Drin bleiben oder raus? Zum ersten Mal hast du die Wahl.
Google Search Console KI-Einstellungen: Du kannst jetzt steuern, ob deine Website in KI-Antworten erscheint
Für kleine Unternehmen und Mittelständler, die verstehen wollen, was Googles neue AI-Kontrollzentrale in der Search Console bedeutet und ob sie drin bleiben oder ihre Inhalte aus KI-Antworten heraushalten sollen.
Seit dem 3. Juni 2026 gibt es in der Google Search Console etwas Neues: einen Toggle.

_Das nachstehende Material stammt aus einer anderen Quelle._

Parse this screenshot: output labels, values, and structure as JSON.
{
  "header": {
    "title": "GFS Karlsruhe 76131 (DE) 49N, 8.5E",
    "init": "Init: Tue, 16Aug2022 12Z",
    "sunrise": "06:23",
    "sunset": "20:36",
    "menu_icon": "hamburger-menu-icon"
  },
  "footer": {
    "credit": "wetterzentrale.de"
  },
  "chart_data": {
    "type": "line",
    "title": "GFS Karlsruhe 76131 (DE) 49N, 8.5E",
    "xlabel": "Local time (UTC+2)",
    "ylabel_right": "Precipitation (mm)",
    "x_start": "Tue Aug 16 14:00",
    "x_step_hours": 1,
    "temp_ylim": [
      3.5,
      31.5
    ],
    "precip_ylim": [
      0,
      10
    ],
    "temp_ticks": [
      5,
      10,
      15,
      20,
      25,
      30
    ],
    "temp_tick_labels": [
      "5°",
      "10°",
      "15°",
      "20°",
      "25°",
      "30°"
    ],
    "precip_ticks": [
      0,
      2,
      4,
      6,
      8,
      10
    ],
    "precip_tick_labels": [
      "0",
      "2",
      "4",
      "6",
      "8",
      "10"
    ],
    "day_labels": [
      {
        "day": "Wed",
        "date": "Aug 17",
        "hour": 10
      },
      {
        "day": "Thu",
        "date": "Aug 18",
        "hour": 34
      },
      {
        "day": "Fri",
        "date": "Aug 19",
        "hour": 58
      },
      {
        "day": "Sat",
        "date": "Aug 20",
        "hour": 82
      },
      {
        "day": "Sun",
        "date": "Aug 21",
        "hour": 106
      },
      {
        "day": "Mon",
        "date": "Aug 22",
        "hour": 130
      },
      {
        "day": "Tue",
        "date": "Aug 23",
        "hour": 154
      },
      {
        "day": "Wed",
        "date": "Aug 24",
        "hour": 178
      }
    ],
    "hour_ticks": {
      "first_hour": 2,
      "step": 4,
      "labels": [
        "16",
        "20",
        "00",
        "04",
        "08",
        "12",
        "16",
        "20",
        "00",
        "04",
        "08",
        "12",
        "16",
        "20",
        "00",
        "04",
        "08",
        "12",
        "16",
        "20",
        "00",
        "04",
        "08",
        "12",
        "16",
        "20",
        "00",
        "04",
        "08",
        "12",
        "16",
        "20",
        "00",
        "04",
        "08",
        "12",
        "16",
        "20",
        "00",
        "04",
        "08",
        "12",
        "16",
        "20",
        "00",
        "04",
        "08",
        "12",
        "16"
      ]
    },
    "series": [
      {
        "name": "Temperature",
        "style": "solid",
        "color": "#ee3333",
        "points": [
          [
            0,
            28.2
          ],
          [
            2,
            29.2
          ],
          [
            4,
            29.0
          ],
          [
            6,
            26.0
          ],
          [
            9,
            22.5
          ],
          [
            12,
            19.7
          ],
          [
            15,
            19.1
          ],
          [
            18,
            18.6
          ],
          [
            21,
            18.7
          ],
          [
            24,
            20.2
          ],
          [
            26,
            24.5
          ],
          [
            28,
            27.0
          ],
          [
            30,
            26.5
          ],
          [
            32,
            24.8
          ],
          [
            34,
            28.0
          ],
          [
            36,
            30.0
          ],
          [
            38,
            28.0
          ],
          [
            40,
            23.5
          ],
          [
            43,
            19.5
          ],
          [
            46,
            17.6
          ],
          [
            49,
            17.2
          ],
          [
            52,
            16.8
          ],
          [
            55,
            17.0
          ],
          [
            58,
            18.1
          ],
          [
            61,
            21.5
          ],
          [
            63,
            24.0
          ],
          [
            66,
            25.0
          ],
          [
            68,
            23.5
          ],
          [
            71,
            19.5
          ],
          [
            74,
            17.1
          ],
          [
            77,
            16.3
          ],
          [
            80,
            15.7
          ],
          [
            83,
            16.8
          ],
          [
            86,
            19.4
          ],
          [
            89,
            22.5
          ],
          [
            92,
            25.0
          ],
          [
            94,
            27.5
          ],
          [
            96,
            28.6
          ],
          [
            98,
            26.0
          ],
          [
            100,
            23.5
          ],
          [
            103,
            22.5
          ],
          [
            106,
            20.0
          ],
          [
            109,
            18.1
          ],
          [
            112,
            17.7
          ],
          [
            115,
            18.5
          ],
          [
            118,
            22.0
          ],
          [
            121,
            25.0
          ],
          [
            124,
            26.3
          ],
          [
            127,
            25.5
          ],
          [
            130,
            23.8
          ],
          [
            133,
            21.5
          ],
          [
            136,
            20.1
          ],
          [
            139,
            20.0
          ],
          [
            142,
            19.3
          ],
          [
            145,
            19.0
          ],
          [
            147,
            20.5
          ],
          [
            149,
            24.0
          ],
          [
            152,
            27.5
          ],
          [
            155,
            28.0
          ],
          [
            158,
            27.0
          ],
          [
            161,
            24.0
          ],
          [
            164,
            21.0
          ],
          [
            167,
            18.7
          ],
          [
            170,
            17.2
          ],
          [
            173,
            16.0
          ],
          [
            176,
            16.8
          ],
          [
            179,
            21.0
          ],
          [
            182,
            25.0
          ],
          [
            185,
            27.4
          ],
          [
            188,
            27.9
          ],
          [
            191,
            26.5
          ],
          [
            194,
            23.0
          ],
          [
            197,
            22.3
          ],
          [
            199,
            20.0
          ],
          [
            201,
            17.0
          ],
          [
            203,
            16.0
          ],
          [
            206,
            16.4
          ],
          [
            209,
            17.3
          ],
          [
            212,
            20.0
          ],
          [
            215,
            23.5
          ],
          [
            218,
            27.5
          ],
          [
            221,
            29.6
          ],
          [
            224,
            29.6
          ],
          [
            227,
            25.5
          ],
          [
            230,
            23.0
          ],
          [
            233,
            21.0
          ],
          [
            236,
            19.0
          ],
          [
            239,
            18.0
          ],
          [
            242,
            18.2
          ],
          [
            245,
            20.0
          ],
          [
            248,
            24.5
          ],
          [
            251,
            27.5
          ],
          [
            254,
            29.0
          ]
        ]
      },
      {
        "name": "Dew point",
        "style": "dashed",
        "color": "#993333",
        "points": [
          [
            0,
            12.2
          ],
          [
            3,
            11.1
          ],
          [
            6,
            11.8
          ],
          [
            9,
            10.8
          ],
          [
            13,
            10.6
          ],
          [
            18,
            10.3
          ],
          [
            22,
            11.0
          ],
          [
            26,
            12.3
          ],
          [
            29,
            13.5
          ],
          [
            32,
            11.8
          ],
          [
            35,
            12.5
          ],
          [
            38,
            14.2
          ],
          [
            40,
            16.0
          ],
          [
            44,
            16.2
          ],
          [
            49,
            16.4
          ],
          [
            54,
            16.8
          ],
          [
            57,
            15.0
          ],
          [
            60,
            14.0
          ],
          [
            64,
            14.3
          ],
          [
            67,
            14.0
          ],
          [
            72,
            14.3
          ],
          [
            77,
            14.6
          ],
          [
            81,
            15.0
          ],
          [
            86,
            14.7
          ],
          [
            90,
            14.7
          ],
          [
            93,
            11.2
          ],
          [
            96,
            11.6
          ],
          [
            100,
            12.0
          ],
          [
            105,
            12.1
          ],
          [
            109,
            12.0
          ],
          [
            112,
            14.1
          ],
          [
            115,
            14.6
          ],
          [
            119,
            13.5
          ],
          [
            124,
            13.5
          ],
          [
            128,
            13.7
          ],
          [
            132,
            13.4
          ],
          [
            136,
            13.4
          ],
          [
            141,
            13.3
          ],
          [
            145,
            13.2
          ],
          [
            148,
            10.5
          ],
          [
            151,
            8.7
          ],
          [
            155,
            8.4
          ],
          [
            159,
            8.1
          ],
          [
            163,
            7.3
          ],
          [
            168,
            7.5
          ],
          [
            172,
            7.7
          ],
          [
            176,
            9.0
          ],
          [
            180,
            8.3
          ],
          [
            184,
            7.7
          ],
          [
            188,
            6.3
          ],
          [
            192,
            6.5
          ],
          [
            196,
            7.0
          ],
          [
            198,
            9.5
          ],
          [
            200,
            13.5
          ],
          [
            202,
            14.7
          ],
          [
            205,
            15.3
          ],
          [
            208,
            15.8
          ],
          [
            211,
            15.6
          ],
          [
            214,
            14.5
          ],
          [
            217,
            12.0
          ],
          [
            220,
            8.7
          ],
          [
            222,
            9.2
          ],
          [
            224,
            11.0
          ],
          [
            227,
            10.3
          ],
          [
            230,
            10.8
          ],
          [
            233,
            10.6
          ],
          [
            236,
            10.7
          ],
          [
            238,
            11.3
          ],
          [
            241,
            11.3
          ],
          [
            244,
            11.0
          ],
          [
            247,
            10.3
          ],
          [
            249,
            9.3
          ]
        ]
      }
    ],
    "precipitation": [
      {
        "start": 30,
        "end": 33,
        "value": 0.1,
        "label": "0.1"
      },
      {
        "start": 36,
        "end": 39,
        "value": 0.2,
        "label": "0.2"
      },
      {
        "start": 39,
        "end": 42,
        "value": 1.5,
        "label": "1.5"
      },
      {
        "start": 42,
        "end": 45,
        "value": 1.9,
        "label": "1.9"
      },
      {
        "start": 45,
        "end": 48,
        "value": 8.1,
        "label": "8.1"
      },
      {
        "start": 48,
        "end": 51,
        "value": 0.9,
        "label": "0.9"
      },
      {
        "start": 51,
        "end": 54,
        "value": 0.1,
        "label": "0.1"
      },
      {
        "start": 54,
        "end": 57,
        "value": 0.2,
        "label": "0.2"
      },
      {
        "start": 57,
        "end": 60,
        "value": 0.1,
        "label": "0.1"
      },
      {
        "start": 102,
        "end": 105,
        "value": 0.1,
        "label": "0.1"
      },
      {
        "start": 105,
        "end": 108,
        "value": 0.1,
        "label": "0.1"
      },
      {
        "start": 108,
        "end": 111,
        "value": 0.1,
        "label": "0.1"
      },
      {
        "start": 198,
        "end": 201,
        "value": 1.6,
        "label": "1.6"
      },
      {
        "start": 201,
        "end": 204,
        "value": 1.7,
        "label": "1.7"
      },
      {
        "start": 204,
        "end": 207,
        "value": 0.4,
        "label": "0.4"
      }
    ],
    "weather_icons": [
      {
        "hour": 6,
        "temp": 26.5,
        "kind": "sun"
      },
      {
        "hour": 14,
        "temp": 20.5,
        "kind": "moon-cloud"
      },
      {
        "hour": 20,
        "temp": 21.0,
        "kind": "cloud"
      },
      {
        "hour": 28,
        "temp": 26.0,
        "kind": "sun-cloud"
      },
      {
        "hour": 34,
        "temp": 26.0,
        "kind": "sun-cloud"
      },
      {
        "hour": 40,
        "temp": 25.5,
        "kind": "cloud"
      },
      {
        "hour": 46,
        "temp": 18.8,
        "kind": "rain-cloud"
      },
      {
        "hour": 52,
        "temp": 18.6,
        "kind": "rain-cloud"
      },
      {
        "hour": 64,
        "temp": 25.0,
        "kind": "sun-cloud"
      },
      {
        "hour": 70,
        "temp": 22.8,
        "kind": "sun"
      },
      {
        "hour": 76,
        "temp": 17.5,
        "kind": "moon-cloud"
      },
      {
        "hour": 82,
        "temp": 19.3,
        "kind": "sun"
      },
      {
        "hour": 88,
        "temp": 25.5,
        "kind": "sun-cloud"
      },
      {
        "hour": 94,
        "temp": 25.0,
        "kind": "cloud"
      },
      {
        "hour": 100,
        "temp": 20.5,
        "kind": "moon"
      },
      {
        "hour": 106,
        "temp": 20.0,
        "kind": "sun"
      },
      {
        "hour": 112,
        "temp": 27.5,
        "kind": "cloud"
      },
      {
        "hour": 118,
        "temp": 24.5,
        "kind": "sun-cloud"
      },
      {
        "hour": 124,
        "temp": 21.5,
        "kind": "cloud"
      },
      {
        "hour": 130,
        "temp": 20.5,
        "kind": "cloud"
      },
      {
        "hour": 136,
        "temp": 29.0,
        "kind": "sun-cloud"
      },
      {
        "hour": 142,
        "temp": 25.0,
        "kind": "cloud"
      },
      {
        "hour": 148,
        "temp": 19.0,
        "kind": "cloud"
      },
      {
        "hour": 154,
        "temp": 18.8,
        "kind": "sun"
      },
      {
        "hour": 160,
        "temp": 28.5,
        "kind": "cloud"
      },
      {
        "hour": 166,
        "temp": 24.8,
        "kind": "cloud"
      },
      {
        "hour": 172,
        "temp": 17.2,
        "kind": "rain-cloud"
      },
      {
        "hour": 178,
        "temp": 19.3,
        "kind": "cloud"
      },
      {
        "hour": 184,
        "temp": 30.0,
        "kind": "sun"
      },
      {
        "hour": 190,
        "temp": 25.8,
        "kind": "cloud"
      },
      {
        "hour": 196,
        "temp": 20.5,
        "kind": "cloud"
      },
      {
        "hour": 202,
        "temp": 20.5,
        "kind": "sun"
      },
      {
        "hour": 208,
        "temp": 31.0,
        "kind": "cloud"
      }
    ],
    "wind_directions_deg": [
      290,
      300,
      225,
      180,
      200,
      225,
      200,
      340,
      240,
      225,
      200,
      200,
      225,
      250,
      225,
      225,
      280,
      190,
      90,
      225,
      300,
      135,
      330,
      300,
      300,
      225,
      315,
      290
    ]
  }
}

Klingt unspektakulär. Ist es aber nicht.
Dieser Toggle entscheidet darüber, ob deine Website-Inhalte in AI Overviews, AI Mode und KI-gestützten Discover-Ergebnissen auftauchen oder nicht. Google hat ihn zuerst für britische Website-Betreiber freigeschaltet und rollt ihn seit Anfang Juli 2026 für weitere Länder aus, darunter die USA. In Deutschland ist er noch nicht angekommen, das kann sich aber jeden Tag ändern (Search Engine Roundtable, 09.07.2026; blog.google, 03.06.2026).
Noch nicht in Deutschland verfügbar, aber es kann jeden Tag so weit sein
Stand 10. Juli 2026: Der Rollout läuft schrittweise. Gestartet ist Google mit britischen Website-Betreibern, inzwischen melden auch Betreiber aus den USA, Indien und der Schweiz Zugang. Deutsche Properties sind noch nicht freigeschaltet. Wenn du den Toggle in deiner Search Console also nicht findest: Du guckst nicht falsch, der Rollout hat dich nur noch nicht erreicht. Woran du erkennst, dass du dran bist: Unter „Einstellungen" taucht der Punkt „Search generative AI" auf, unter „Leistung" der neue Bericht „Generative AI features".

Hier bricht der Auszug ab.